Через неделю, когда мы ехали на автомобиле через город, Гиерлёфф пытался его подбодрить, показывал на знакомые дома, на улицу Карла Юхана, на ратушу. Мы подъехали к пристани у крепости Акерсхюс, откуда отходил наш пароход. Гиерлёфф с отцом первые поднялись на борт, я шел следом с чемоданом отца. Нашу поездку в Арендал и как мы плыли на пароходе Гиерлёфф описал в своей небольшой книжке «Собственный голос Кнута Гамсуна»{131}. О том, что позднее из-за бескомпромиссности отца, не позволившего кое-что вычеркнуть из книги «На заросших тропинках», между друзьями произошел разрыв, никто не жалеет больше, чем я. Гиерлёфф бескорыстно и великодушно поддерживал отца все эти годы, когда старые знакомые отвернулись от него. Он долго был другом отца. И Мунка. Этот человек умел находить общий язык с гениями. Гиерлёфф потерял доверие отца, а этого не произошло бы, если бы он проявил выдержку и не стал вмешиваться в ту область, в которой отец привык царить безраздельно. Спор шел вот о чем: должна ли в книге отца упоминаться фамилия главного врача Психиатрической клиники профессора Лангфельдта или только его должность? Часть сильных выражений отец все-таки вычеркнул, но фамилия профессора, по его мнению, должна была навечно сохраниться в его книге. Он проигнорировал угрозу, что на него подадут в суд за клевету (такая попытка ни к чему не привела), и просил избавить его от вмешательства Гиерлёффа.

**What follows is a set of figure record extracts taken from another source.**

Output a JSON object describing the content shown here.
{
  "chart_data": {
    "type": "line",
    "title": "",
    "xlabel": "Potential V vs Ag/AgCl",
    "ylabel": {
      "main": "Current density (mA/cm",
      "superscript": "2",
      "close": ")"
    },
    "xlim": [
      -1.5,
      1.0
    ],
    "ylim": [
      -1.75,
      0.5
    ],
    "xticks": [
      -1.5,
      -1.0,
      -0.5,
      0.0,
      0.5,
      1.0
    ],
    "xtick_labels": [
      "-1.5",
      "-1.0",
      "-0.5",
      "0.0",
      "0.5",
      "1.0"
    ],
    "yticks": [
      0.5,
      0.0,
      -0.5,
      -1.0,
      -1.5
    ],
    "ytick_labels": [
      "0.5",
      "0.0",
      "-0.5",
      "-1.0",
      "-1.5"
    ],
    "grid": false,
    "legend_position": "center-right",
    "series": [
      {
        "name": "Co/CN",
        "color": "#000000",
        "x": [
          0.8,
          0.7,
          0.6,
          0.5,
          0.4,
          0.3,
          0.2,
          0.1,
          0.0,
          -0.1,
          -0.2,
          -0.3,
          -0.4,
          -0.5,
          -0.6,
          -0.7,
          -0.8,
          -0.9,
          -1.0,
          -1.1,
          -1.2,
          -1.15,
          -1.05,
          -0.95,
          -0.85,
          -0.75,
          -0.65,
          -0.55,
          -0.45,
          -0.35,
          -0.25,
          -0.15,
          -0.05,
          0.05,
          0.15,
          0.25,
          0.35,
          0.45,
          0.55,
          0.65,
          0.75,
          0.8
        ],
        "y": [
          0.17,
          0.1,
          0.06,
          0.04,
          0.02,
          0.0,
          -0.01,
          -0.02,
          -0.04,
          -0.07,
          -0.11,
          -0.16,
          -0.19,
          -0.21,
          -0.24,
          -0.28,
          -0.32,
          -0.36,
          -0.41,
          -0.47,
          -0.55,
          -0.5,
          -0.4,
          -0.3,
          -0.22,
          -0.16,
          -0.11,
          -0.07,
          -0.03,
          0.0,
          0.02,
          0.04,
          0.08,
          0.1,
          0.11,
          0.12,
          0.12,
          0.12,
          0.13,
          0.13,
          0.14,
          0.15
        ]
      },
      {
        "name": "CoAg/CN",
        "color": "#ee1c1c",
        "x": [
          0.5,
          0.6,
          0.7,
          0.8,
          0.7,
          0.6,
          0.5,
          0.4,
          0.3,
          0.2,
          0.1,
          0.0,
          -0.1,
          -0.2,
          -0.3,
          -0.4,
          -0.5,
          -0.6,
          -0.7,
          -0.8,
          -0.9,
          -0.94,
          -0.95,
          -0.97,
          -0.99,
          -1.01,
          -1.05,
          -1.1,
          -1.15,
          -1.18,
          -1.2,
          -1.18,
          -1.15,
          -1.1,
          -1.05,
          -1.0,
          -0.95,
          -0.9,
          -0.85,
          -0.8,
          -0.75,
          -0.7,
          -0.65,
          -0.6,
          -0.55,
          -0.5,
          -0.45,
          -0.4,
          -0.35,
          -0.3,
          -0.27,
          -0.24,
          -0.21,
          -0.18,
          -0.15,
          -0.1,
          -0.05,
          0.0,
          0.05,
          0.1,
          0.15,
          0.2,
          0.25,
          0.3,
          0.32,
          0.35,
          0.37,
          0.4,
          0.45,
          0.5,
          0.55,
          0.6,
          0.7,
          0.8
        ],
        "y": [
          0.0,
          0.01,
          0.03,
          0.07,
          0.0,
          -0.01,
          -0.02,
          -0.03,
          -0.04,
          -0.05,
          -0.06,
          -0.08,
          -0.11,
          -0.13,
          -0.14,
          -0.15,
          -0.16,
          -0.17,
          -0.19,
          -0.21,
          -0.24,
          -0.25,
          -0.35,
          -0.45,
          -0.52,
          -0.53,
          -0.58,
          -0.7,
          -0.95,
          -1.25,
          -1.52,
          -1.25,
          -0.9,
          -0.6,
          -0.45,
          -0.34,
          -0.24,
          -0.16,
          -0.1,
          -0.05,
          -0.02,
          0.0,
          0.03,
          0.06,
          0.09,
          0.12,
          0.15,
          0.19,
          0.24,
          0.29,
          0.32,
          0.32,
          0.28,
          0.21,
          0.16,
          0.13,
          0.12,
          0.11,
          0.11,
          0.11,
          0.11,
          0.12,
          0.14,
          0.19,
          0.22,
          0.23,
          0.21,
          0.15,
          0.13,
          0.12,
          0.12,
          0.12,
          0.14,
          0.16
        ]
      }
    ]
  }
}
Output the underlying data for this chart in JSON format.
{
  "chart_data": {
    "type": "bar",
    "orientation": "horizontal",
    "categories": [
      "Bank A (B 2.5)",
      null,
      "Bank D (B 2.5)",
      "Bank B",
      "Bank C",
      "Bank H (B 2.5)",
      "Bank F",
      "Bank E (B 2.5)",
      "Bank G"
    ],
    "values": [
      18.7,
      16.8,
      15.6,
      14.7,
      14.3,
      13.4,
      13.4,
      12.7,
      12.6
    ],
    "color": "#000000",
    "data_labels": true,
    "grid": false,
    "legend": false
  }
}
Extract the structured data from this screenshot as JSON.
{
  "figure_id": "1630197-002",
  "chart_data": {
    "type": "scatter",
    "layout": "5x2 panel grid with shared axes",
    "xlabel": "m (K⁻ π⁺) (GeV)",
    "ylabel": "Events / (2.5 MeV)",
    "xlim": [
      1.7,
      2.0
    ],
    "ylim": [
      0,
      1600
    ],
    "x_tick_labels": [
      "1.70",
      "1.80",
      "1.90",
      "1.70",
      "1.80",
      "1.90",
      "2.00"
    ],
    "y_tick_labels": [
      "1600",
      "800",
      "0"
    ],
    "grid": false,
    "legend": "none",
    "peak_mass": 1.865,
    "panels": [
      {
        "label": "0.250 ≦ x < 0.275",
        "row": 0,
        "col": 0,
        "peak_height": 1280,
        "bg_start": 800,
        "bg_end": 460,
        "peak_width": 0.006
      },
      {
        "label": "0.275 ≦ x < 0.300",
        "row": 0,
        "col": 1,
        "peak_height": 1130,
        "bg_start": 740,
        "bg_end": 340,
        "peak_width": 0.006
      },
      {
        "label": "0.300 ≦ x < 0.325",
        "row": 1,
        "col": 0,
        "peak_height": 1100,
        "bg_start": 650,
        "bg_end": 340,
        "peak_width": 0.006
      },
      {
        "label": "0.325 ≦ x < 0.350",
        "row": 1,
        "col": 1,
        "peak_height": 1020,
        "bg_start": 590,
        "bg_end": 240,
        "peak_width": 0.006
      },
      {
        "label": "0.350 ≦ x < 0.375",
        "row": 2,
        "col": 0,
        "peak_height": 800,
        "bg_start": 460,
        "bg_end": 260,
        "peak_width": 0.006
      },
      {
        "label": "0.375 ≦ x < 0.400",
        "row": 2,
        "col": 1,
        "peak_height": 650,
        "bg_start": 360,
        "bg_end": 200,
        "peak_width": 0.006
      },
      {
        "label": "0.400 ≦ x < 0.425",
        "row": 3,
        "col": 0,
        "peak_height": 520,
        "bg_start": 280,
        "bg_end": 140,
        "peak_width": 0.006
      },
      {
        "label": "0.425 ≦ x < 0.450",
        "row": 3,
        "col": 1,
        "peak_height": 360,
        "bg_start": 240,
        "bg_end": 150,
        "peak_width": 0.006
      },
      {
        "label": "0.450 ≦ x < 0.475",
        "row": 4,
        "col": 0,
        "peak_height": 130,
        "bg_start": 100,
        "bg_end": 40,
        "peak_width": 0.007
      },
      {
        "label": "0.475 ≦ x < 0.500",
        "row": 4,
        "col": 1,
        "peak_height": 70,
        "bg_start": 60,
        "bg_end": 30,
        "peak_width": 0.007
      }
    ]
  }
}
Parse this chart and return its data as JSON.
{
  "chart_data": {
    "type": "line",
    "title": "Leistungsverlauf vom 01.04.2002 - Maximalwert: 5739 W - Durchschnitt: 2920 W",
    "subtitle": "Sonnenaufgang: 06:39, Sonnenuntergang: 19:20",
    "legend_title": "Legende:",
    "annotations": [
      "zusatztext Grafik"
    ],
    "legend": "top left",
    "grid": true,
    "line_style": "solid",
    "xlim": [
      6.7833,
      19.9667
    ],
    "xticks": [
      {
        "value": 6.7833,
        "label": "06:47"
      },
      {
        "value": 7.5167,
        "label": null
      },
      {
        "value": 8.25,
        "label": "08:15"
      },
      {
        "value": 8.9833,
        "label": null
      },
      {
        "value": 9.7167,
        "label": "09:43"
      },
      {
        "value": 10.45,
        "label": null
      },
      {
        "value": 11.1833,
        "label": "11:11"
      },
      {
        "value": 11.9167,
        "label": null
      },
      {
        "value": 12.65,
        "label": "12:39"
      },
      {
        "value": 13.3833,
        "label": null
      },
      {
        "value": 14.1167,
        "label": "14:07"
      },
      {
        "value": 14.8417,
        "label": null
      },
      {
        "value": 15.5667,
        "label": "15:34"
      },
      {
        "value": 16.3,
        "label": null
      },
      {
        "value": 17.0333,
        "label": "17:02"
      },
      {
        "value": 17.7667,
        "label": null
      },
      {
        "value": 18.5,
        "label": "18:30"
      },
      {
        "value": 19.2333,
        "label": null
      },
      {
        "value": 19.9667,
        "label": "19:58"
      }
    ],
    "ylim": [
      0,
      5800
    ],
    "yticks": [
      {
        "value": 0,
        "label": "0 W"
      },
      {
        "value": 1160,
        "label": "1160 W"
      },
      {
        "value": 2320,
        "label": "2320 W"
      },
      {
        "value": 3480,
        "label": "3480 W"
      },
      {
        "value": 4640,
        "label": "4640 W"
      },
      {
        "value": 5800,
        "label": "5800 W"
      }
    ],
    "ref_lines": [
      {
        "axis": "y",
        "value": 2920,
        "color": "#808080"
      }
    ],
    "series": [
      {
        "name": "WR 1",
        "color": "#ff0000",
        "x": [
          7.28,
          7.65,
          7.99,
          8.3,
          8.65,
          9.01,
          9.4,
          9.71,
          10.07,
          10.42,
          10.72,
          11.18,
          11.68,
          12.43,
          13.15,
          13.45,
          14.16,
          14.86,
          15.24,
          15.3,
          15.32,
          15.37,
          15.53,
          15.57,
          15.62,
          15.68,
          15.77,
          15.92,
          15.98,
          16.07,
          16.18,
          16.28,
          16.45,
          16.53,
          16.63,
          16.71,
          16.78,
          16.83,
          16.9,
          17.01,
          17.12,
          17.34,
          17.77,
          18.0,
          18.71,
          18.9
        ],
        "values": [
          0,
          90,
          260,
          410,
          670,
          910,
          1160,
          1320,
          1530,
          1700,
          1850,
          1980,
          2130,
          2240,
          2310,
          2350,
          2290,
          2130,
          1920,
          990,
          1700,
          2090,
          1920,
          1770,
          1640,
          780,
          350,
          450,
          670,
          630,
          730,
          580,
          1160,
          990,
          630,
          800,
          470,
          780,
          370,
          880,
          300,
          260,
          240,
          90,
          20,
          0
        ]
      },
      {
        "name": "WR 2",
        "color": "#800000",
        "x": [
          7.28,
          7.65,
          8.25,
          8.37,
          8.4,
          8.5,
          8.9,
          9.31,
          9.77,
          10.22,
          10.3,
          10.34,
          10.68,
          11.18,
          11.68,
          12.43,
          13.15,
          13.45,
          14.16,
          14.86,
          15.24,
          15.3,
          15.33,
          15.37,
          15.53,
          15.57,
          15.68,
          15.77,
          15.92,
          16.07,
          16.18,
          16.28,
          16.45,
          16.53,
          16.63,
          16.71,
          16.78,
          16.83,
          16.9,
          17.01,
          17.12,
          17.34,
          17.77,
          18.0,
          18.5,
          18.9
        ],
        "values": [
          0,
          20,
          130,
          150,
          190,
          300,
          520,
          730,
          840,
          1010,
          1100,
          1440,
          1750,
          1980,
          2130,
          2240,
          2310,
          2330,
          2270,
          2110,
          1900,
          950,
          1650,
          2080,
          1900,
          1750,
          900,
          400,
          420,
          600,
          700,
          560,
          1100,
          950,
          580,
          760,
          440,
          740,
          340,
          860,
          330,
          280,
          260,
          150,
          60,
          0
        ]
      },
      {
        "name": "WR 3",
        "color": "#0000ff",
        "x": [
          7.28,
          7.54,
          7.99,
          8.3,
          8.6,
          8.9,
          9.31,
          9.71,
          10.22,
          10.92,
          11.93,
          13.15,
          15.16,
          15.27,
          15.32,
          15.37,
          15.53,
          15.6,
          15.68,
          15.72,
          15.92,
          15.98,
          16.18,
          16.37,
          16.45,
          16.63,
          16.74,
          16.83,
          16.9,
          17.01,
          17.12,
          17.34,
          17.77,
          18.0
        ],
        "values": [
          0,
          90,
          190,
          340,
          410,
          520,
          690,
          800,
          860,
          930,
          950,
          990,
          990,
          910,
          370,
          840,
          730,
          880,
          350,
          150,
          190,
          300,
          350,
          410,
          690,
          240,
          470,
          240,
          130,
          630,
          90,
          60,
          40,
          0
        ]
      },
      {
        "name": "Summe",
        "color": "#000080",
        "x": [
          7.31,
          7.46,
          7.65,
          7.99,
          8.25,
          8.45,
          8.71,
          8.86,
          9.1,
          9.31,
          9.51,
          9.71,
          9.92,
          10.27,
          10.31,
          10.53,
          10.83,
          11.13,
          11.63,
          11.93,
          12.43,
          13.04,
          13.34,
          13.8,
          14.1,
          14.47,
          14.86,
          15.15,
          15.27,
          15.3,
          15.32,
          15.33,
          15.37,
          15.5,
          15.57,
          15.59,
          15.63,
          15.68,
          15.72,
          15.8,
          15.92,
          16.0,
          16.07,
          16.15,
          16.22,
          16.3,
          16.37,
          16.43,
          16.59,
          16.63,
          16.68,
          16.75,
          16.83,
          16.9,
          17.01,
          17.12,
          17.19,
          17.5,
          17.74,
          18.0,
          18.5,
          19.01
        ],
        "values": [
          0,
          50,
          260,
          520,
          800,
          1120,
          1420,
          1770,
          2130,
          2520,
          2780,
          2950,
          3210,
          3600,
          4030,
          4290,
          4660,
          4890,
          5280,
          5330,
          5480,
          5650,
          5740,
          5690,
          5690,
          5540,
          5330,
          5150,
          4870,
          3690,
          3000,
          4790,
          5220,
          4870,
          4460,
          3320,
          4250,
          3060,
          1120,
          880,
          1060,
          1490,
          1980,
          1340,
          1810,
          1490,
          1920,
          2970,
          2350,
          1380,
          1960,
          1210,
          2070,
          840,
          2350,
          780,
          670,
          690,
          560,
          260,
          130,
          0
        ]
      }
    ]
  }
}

Отца снова отправили в дом для престарелых в Ланнвик, и он получил ту же комнату, которая была у него до того, как его забрали на «судебно-медицинское обследование». Он вернулся в дом для стариков и особо это подчеркивал. Не в дом для престарелых, как говорят теперь. Престарелых может быть много, но не все из них старики. Это название введено каким-то официальным учреждением, и, как все другие «языковые находки», оно ошибочно — не что иное, как доброжелательное иносказание, означающее, что человек просто стар.

Я приведу выдержку из его письма того времени. Все его письма когда-нибудь будут изданы, поэтому я многие пока откладываю в сторону, чтобы следовать за ним именно в эти тяжелые годы, вплоть до того дня, когда он уже не мог разобрать собственного почерка.

«27.3.46.

Спасибо за письмо. Нет, я не вернулся в Нёрхолм, не понимаю, почему Гиерлёфф распускает такие небылицы. Моей ноги не было там с тех пор, как одиннадцать месяцев назад констебль увез меня оттуда. И я не собираюсь возвращаться туда до того, как Мальчик[58] и мама отбудут свой срок, я изгнан из собственного дома, подобно известному стряпчему Даниельсену из Гримстада. Но, похоже, я так и не дождусь возвращения.

Два дня назад я написал объяснительное письмо Гиерлёффу и прошу его переслать это письмо тебе. Я не в силах переписывать его дважды. Писать так трудно. Но ты должен будешь вернуть ему письмо, чтобы мне не писать снова. Оно может нам понадобиться…

По-моему, мне стало немного лучше в последние дни, правда речь идет не о том, чтобы „писать“, для этого я не гожусь. Я не могу даже просмотреть бумаги, после того как их все перемешали в этом заведении…»

«21.5.46.

Дорогой Туре,

Когда мама была у профессора и ты встретился с ней на Западном вокзале, она сказала тебе, будто ничего не сказала? И ты должен мне это передать?

вернуться

58

Имеется в виду Арилд.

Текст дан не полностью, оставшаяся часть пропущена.